小林: つまり用途によってサイズ感を変えるということを最近しているんです。服はサイズによって見え方が変わってきますよね。自分はこのサイズだ! と決めつけずに、サイズを変えてシルエットの違いを楽しむことも大切なのではないかと思います。
- 大人が気持ちよく着られるサイズが大切ということですね。
小林: そうですね。おなじMサイズでも、ブランドによってサイズ感が変わってきますし、自分の体型に合わせて柔軟にトライすることが大切かなと思います。
- サイズのバリエーションがあるブランドだと、利用しやすいですよね。
小林: お店によってはワンサイズしか扱っていないところもあって、残念に思うことも多いですね。最低でもSからLサイズまでは取り扱ってほしいなぁと思います。
- グローバルなブランドだと、XSからXXLまで取り扱っているところもありますよね。
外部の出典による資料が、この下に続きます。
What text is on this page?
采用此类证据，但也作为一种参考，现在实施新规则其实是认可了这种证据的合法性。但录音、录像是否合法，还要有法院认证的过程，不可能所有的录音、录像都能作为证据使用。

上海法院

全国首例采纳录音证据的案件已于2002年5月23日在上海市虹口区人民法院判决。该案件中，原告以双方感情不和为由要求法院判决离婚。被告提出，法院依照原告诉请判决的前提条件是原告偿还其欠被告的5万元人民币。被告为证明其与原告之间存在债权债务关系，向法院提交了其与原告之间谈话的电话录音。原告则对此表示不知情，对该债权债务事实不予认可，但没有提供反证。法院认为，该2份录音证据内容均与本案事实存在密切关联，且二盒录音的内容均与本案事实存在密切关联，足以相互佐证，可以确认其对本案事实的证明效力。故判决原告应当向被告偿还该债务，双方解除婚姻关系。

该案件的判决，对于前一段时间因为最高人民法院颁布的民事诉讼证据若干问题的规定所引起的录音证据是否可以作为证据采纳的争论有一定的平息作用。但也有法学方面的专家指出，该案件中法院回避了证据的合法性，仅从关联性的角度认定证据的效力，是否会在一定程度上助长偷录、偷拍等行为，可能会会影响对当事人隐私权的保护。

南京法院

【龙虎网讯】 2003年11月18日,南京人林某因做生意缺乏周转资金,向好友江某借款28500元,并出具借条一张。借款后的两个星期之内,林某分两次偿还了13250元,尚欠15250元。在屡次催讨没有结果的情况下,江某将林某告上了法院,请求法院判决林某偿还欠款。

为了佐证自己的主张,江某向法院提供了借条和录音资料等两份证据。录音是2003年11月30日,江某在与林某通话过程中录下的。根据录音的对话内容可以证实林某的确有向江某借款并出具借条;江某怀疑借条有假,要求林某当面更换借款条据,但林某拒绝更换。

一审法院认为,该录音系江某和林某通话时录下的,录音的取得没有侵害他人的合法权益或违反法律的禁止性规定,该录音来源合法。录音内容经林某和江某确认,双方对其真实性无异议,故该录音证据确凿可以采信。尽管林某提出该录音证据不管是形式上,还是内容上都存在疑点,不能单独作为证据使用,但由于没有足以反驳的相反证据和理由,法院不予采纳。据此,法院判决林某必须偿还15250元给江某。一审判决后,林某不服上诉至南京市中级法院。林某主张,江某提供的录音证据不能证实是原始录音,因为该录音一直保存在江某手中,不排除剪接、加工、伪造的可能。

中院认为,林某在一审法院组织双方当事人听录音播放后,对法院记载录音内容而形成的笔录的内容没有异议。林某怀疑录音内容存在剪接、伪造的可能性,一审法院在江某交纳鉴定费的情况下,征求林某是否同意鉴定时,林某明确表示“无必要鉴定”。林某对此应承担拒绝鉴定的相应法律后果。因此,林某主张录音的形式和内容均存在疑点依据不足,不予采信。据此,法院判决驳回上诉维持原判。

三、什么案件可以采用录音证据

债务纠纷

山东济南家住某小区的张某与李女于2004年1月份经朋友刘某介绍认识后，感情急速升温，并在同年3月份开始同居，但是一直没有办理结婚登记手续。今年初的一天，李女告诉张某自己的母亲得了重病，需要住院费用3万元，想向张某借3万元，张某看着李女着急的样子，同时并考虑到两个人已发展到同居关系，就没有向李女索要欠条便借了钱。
小林: それだけ幅があると、いろいろ試しやすいし、自分に合ったサイズを探しやすいですよね。だから日本のブランドやお店にも、ストレスなくサイズを選べるお店が増えてくれるとうれしいですね。
PROFILE
小林 麻美
Asami Kobayashi
1970年代からモデル、歌手、女優として活躍。資生堂やパルコのCM、ヒット曲「雨音はショパンの調べ」などで、スタイリッシュな女性の代表格的存在となる。1991年結婚を機に引退。2016年『kunel』で25年ぶりに表紙を飾る。現在、公益法人日本服飾文化振興財団評議員。